I am deeply honored and grateful to be awarded the Van Wagenen Fellowship. As the 2020 Van Wagenen Fellow, I plan to obtain a broad-based foundation in the genomics, neurophysiology and axonal tracking techniques currently applied to study neuroplasticity in animals. I will apply single cell m-RNA sequencing to study a potential novel way to induce brain connectivity and better understand the gyrification process. During the fellowship period, the main focus of my research will deal with the possibility of inducing transcortical neuroplasticity in the auditory and somatosensory cortex of ferrets. I will also study, at a single cell level, the genetic basis for gyrification and functional differentiation of gyri in the mammalian brain.

I will use this opportunity to learn from world-renown neuroscientists and set the grounds for a long-term partnership with The Karolinska Institute. I look forward to spend one year in Sweden and to apply what I will learn as I start my career in the United States.

2022 Bhuvic Patel, MD
Germany Deutsches Krebsforschungszentrum (DKFZ)/ Universitätsklinikum Heidelberg

I am honored and excited to have been awarded the Van Wagenen Fellowship to pursue neuro-oncology research abroad at the prestigious German Cancer Research Center (DKFZ) in Heidelberg, Germany. During my time there I will develop expertise in genetic, epigenetic and transcriptional analysis of skull base tumors, create and foster cross-institutional and international research collaborations, and lay the foundation for my own independent scientific inquiry as an aspiring academic neurosurgeon. I am incredibly grateful for the opportunity to work with world-renowned investigators and gain unique insight from experiencing a foreign culture.

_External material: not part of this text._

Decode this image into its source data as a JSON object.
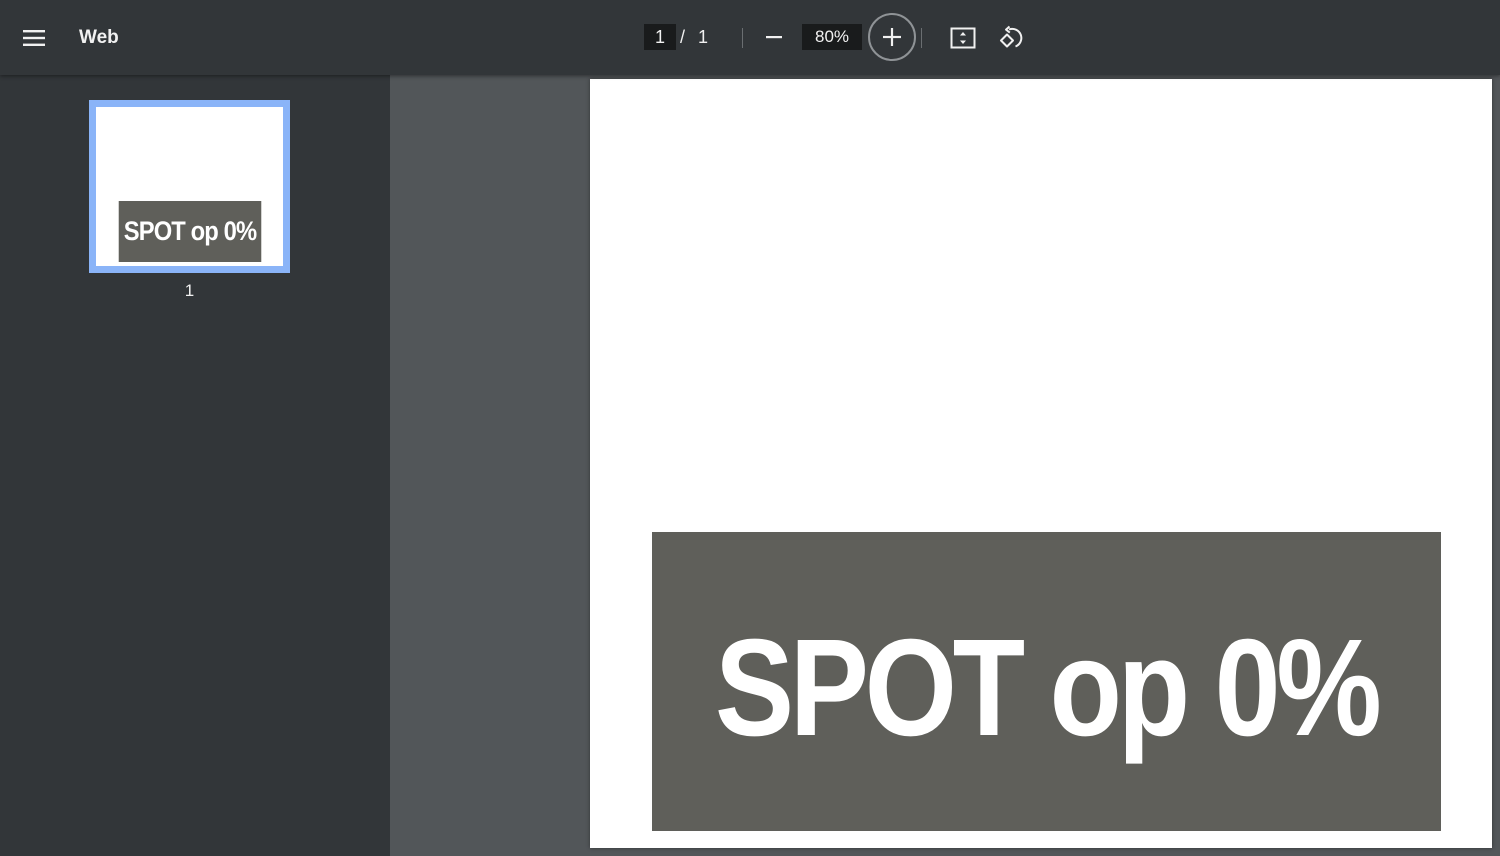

2024 Brandon P. Lucke-Wold, MD, PhD, MCTS
Japan Fujita Health University

The Van Wagenen Fellowship offers a once in a lifetime opportunity to foster international connections, establish global research across continents, and to learn unique surgical skill sets and perspectives. I am honored to have been chosen for this Fellowship and am confident that it will be a key catalyst as I launch my career.